A New England Traveler’s Guide to Asheville, North Carolina

This southern city comes alive in April with brewery crawls, hiking, and lots and lots of art.

Hiking in Asheville is always an adventure. / Photo via Explore Asheville

If you thought New Englanders loved craft beer and hiking, just wait until you set foot in Asheville. The bohemian city near North Carolina’s western border offers both in spades, which explains why young outdoorsy types have been visiting in growing numbers each year. Top it off with James Beard–nominated chefs, a flourishing arts district, and stylish new places to stay, and you have a very worthwhile escape from mud season in Boston.


Asheville, in a word, is hip. One of the major reasons it’s become so trendy is its buzzy drinking scene—you can’t make it more than a few blocks without finding a nifty place to grab a pint. Wicked Weed Brewing is a favorite, though you should also make it a point to stop at the brewery’s Funkatorium offshoot in the South Slope brewery district. While the taproom is dedicated to sours, you’ll also find IPAs with interesting tasting notes. Down the street, sample Kölsch, pilsners, pale ales, and more at Burial Beer Co.
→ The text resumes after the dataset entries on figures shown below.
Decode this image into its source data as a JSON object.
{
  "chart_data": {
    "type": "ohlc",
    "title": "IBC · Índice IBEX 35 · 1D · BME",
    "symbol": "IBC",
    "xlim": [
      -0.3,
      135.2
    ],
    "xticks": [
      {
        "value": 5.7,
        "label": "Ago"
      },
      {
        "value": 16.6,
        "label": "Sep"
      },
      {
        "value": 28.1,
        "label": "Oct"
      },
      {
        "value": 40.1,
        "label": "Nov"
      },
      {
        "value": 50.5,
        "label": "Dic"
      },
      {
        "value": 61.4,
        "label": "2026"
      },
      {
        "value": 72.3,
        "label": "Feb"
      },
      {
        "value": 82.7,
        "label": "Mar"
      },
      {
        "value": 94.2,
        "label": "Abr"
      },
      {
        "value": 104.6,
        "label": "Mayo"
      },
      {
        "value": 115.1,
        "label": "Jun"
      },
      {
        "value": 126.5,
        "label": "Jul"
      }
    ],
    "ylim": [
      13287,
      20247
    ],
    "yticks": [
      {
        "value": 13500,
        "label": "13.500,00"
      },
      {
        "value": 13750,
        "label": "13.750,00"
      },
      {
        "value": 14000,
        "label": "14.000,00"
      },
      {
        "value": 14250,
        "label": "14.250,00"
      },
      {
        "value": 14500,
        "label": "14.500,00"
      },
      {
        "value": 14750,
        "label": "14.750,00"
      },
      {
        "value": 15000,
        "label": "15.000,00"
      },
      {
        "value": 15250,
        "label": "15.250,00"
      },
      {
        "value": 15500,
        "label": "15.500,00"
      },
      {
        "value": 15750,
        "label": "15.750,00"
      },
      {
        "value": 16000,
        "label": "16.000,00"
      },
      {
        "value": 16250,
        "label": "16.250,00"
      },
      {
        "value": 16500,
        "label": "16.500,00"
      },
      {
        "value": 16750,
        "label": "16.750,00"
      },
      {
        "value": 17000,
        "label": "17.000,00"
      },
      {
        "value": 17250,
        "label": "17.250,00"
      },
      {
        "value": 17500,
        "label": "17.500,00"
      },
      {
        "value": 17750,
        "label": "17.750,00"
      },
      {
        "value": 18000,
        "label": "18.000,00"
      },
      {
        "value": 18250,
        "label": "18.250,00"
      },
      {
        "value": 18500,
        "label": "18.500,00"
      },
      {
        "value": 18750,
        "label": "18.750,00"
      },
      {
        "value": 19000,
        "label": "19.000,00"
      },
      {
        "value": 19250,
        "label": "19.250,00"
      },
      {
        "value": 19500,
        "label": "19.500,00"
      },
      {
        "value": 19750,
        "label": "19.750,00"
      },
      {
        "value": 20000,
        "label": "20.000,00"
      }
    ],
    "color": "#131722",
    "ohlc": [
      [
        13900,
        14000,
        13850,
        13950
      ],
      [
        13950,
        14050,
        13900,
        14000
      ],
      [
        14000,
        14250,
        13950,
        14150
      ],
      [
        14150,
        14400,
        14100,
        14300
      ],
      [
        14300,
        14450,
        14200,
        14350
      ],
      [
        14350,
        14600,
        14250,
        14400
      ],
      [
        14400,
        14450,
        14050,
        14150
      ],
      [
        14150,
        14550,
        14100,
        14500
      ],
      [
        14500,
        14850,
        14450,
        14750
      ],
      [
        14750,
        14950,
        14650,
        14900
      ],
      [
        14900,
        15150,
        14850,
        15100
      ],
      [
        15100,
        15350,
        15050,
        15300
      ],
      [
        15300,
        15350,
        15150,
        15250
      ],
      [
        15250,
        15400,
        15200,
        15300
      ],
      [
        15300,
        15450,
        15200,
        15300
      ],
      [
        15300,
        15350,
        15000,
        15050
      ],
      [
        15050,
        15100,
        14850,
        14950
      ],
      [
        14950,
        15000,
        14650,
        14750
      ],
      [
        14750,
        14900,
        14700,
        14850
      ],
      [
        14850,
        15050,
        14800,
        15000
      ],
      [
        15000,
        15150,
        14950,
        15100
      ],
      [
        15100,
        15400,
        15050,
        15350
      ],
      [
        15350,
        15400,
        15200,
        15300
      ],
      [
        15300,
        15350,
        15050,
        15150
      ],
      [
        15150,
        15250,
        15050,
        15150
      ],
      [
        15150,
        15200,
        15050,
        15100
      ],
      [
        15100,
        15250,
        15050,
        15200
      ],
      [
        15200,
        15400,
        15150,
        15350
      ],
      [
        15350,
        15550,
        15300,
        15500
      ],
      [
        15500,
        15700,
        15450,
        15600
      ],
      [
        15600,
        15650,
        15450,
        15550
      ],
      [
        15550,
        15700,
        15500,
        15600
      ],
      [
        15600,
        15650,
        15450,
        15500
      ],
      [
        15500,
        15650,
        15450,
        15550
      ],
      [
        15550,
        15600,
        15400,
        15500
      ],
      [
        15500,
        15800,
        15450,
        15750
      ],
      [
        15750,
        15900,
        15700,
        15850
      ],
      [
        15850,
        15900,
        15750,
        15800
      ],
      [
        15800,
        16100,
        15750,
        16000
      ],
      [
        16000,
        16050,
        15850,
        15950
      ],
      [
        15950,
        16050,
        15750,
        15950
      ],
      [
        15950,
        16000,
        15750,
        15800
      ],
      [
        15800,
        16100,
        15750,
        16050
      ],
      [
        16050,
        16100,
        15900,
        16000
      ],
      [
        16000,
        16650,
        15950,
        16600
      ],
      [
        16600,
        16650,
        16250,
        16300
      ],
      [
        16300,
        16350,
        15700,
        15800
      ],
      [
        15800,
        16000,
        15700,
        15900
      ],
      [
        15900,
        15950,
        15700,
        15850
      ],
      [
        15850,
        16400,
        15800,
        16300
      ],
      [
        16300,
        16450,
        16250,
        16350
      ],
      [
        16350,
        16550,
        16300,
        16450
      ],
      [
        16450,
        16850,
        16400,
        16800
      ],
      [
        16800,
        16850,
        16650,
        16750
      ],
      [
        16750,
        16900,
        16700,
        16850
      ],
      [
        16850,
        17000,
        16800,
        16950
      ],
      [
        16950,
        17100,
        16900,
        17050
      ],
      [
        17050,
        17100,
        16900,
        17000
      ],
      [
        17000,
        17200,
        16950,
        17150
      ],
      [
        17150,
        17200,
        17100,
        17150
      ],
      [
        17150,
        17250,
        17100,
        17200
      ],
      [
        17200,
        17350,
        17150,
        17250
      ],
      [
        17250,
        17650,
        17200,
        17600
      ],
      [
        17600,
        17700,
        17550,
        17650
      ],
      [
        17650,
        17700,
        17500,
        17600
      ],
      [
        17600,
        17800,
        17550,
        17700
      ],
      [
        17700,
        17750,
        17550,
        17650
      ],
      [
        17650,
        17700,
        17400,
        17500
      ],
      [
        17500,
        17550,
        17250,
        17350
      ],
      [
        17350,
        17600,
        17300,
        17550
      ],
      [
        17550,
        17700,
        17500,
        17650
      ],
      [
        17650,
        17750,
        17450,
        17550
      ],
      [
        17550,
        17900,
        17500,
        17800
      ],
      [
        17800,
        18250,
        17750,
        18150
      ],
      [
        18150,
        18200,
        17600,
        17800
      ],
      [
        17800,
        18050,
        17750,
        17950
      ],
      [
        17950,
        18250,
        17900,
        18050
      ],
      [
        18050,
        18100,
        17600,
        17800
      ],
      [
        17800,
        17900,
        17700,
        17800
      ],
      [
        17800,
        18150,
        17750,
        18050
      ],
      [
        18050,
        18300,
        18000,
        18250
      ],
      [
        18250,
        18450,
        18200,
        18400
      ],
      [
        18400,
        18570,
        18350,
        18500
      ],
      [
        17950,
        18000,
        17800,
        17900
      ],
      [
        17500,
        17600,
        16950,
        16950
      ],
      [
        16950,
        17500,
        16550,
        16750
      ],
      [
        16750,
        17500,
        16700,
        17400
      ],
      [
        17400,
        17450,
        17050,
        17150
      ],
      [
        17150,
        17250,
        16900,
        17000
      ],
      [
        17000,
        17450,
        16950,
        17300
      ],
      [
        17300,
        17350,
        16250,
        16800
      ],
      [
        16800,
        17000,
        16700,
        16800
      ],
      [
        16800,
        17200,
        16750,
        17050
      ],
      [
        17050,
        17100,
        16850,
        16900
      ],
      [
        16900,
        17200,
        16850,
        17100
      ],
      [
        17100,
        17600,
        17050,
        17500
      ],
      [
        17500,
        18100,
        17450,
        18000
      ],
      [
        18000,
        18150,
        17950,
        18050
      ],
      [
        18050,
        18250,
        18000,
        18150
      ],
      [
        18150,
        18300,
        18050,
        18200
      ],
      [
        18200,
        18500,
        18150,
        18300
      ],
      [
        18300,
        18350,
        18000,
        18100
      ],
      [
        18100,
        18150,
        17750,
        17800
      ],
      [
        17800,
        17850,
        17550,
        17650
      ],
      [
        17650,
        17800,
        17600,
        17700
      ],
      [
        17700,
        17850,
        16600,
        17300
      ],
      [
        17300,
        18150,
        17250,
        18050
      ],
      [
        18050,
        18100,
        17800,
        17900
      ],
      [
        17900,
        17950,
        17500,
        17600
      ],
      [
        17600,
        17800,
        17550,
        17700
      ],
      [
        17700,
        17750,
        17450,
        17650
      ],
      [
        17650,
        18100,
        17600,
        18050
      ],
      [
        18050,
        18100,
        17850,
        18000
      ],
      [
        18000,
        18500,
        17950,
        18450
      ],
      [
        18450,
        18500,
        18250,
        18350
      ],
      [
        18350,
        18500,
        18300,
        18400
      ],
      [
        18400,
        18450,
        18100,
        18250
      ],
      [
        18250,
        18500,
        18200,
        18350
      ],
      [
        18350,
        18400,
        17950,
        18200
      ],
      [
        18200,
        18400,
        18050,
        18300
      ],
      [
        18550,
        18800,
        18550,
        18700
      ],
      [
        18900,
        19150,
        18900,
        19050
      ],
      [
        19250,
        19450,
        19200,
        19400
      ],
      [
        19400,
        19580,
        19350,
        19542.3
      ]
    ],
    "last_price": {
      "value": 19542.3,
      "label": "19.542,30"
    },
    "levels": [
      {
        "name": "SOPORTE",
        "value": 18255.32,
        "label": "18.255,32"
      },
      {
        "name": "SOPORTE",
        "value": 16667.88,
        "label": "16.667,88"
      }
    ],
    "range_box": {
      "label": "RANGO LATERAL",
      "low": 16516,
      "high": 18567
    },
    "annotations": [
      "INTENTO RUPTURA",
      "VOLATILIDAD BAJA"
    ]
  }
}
Once you’ve gotten your beer fix, see if you can get into Pink Moon Bar, a well-hidden speakeasy serving natural wines. (To enjoy your pét-nat, you’ll need to find the industrial freezer–style door down an alley, then enter a password from the bar’s Instagram story.)

Need some food to pad your stomach? Given that the city is home to both established chefs and talented newcomers, there are plenty of top-notch dining options. Be sure to make a reservation at Table, chef Jacob Sessoms’s longtime farm-to-table spot serving up New American fare. In his own words, you can never go wrong with the roasted chicken and dumplings. For something more casual after a day of brewery-hopping, stop by Botiwalla by Chai Pani, where lauded chef Meherwan Irani serves Indian street food.


No visit to Asheville would be complete without experiencing the Biltmore Estate. Built for George Vanderbilt and completed in 1895, the Gilded Age mansion is the largest privately owned house in the United States. (Consider reading The Last Castle by Denise Kiernan on your flight from Boston.) Set aside another day for an outing with Blue Ridge Hiking Company, which can help you select the best hike and then whisk you to the trailhead.

The Lookout Trail in nearby Montreat is a solid choice for moderate-level hikers, thanks to a steep 623-foot climb to the top culminating in 360-degree views of the surrounding peaks.


The Black Mountain College, an influential art school founded in the 1930s, is part of what makes Asheville’s history in the arts so rich. Learn about the institution’s innovative past firsthand at the Black Mountain College Museum + Arts Center before heading to the River Arts District to see what the city’s contemporary artists are up to. You could spend a whole day wandering more than 20 buildings filled with studios and galleries, but if you’re short on time, duck into Art Garden AVL and Wedge Studios to check out one-of-a-kind paintings, sculptures, and more. Across the street, the North Carolina Glass Center does glassblowing demonstrations and showcases colorful vases and stemware for sale.

Wearable art should also be on the agenda: Designer Jeffrey Burroughs’s eponymous shop carries custom and fine jewelry, plus a hard-to-find selection of fragrances. Next door is There There, a sunny shop specializing in “comforting goods,” as owner Mindy King puts it, a.k.a. cozy loungewear, sculptural décor, and accessories.


A fitting launchpad for exploring the River Arts District, the Radical is one of the newest hotel openings managed by Amesbury-based Lark Independent. Seventy funky rooms inside the former factory debuted in October, aiming to appeal to edgier travelers. Zelda Dearest, meanwhile, is the Radical’s sister property and another new addition to Asheville’s hotel scene. Its 20 rooms were created from a cluster of turn-of-the-century mansions, offering luxurious suites and art deco flair in the spirit of its namesake, Zelda Fitzgerald.


JetBlue offers seasonal service to Asheville from Logan, while budget airline Allegiant runs nonstop flights to Asheville twice a week all year long. You’ll be in the air for a mere two hours and 30 minutes.